A obra abunda em afirmações demasiado generalistas entre as quais se destacam: “Desejar o que não se tem é a lei do desejo” (idem, 21”, “alma e coração parecem-se fundir”, “o coração, responsável pelo amor e pela dor de amar” (idem, 23), “a morte parece o único fim para o ser sofrido” (idem), “a imagem de chorar sem saber o porquê, expõe uma dor cuja causa desconhece o eu-lírico” (idem, 25), “o amor existe e pronto” (idem, 28), “a alma representa o eu” (idem, 49), “os olhos foram feitos para olhar” (idem, 65), “ a representatividade do olhar é grande nos versos de Florbela” (idem), “a escuridão é o oposto da claridade” (idem, 82) e “Florbela é a poeta do amor, como tantos outros poetas portugueses” (idem, 94).
Do ponto de vista estilístico, este estudo também muitas vezes peca, e isso reflecte-se nos elementos do registo coloquial (“e pronto”, começar a frase por “mas”, usar demasiadas vezes a expressão “ou seja”, utilizar a expressão “os versos mais lindos” idem, 49), “diz José Régio” (idem, 23), podendo este verbo ser substituído por “afirma”, “é da opinião”, “refere” ou outros, que dariam ao texto a impressão de um maior rigor científico.
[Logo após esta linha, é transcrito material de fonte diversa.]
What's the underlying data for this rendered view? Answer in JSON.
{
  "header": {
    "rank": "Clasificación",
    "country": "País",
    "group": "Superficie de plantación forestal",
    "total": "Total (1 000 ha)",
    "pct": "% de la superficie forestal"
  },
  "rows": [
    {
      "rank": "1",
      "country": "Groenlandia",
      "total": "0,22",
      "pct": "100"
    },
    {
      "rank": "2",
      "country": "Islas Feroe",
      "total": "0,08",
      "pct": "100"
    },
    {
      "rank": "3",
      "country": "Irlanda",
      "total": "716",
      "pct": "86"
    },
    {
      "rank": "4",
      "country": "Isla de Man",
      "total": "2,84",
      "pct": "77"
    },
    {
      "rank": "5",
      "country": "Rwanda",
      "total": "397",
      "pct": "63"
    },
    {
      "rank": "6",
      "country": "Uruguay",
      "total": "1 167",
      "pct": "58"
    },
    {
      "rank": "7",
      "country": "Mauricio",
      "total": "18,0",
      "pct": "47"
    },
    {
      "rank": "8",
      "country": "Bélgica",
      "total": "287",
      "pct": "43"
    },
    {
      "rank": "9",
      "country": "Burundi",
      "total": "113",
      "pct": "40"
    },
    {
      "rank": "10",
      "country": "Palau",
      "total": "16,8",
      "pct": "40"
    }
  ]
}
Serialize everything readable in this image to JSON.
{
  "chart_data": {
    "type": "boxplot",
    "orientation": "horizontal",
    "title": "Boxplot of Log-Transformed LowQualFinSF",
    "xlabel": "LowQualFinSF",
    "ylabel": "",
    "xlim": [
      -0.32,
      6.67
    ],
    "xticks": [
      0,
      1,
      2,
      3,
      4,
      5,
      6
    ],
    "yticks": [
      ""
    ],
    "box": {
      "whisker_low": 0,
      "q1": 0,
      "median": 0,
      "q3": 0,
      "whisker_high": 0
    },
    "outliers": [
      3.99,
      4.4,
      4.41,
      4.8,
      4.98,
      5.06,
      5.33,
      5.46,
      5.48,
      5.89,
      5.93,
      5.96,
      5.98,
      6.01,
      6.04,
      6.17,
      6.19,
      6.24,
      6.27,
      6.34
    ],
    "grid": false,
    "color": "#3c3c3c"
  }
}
Na obra são inúmeras as repetições (começar vários parágrafos seguidos pela frase “é o amor…”, repetir muitas vezes “no poema/soneto acima”, “o desejo do eu-lírico é ser desejado”, “A respeito da temática amorosa na poesia portuguesa (…) Florbela Espanca é uma grande respeitante dessa temática” (idem) “Apo´s o estudo dos poemas de Florbela Espanca, percebe-se a frequência com que a temática amorosa aparece em seus versos e também as imagens que a engendram. Pode se afirmar até que esta temática é dominante na poesia de Florbela”. (idem, 94). O adjectivo “famosas” é usado duas ou três vezes dentro da mesma frase, podendo também ser substituído por outros, tais como “conhecidas” ou “célebres”.
A nível do conteúdo, esta obra apresenta algumas afirmações erradas “O trovadorismo é o primeiro movimento literário de língua portuguesa” (idem, 30), sabendo-se que o trovadorismo surgiu a Provença, no Sul da França. Do mesmo modo são deliberadamente misturadas as designações “canção de amigo” e “de amor” (que juntamente com as cantigas de escárnio e maldizer fazem parte da herança da literatura galaico-portuguesa de autoria erudita) com as cantigas populares, de autoria anónima. Afirmam-se também ideias pouco claras tais como:” Camões como Florbela é considerado um dos expoentes do platonismo na literatura portuguesa”, sem se perceber se o “platonismo” se refere às ideias de Platão ou ao conceito do “amor platónico”, e sem se aprofundar cientificamente este ponto de vista.
Em termos de estrutura, tem-se a impressão de que a autora “dá um salto” desde o trovadorismo até aos contemporâneos de Florbela, nomeadamente Sá-Carneiro e Fernando Pessoa, tentando justificar a ocorrência dos motivos do desejo, amor e dor na poesia desta poeta.
No que diz respeito ao rigor académico e ao suporte teórico da obra, notou-se que as citações de determinados autores (Régio, Roland Barthes) são demasiado longas, sem serem problematizadas, ou sendo explicadas por um poema inteiro ou por um conjunto de versos de Espanca. As referências bibliográficas, além de serem escassas, são demasiado gerais e poucas delas têm a ver com a vida e obra da poeta, o que é grave, tendo em cont o facto que no Brasil ela é mito mais estudada do que em Portugal e que uma das maiores especialistas em Florbela a nível mundial, a Professora Doutora Maria Lúcia dal Farra, tem uma vasta bibliografia sobre ela e a sua poesia, publicada nas edições portuguesas e brasileiras.
Para esta obra ser melhorada em vários aspectos, deveria ser revista e aprofundada, porque reduz os sentimentos de Florbela espanca apenas ao amor não correspondido, o desejo frustrado e o olhar não captado, sendo de facto os versos da poeta muito mais do que isso.